There are two ways of seeing a call for drone strikes to be turned over to the US military, rather than the CIA. One is fundamentally grounded in the binary that all uses of force must be
either law enforcement or else armed conflict - and if so, there is no room for the CIA to be conducting these strikes. In that case case, the call to take the CIA out of it is a way of reasserting the basic binary. This is problematic from the US standpoint, if it is a way of reasserting this fundamental binary, since the Legal Adviser's ASIL speech specifically preserves an independent ground of self-defense that is not a matter of armed conflict.
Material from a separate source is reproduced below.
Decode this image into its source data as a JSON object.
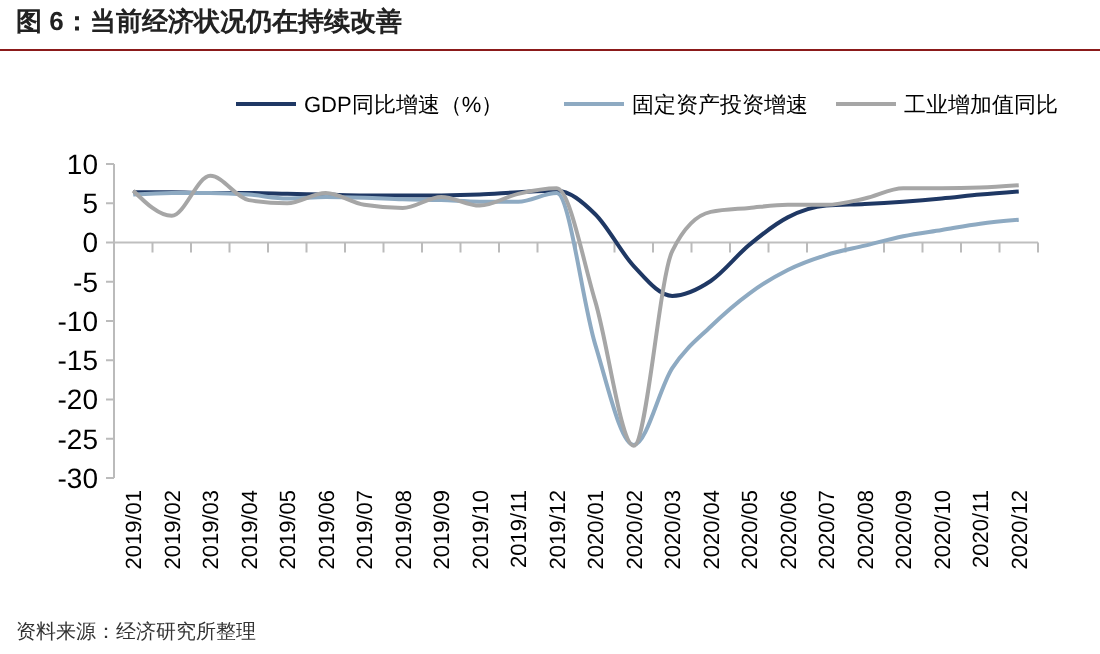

If CIA participation is unlawful because the binary holds, then the US has simply rejected the underlying premise - indeed, said that it has never accepted it, going back clear to the 1980s and beyond.
The other way to see a call to take the CIA out of the activity is on the ground that because this is an armed conflict, uses of force must be undertaken by lawful participants, and the CIA, as a civilian agency, is not a lawful participant. Insofar as this is offered as something that is not driven by the fundamental binary above, then it is essentially a claim about the CIA not meeting the requirements lawfully to engage in hostilities - some version of the claim that the war with Al Qaeda is an armed conflict, and the CIA are not privileged combatants. This is a technically more complicated claim in the rules of war than much of the public discussion has treated it. Much of the public discussion seems to revolve around the idea that if you are a civilian, you are not allowed to take part in hostilities; the legal point, rather, is that there are numerous categories of civilians that have varying roles in direct participation in hostilities and the point is not to say that their participation is unlawful, it is that - if they were facing a lawful foe - they are themselves lawful targets. Whether they wear uniforms or not is a question of whether the circumstances in which they wear uniforms, or non-standard uniforms (e.g., special forces in Afghanistan), etc., is a question of whether they fail to distinguish themselves from the non-combatants. Insofar as they do this from Langely in some cubicle, that does not really present a problem.
As to the assertion that they have made themselves lawful targets - that would be true if engaged with a foe that could lawfully target anything. In the case of a terrorist group - Al Qaeda, the IRA, ETA, etc., the automatic assumption that military lawyers sometimes make, that jus ad bellum and jus in bello are independent, is beside the point; these groups have no reciprocal right to target anything, irrespective of whether, in a lawful conflict, something or someone would be a target. It is not the case that by flying a drone from Langley, the CIA operator is now a lawful target - he or she
would be if flying it in a conflict with, oh, North Korea, but not Al Qaeda. Al Qaeda has no belligerency rights jus ad bellum, just as it has no combatant privilege jus in bello. To suggest that the CIA at Langley has put itself into an "equivalent" position is not correct. If the CIA at Langley were fighting a lawful actor, its participants would be lawful targets - although not, merely in virtue of not wearing uniforms inside Langley, "unlawful combatants." But not as regards Al Qaeda.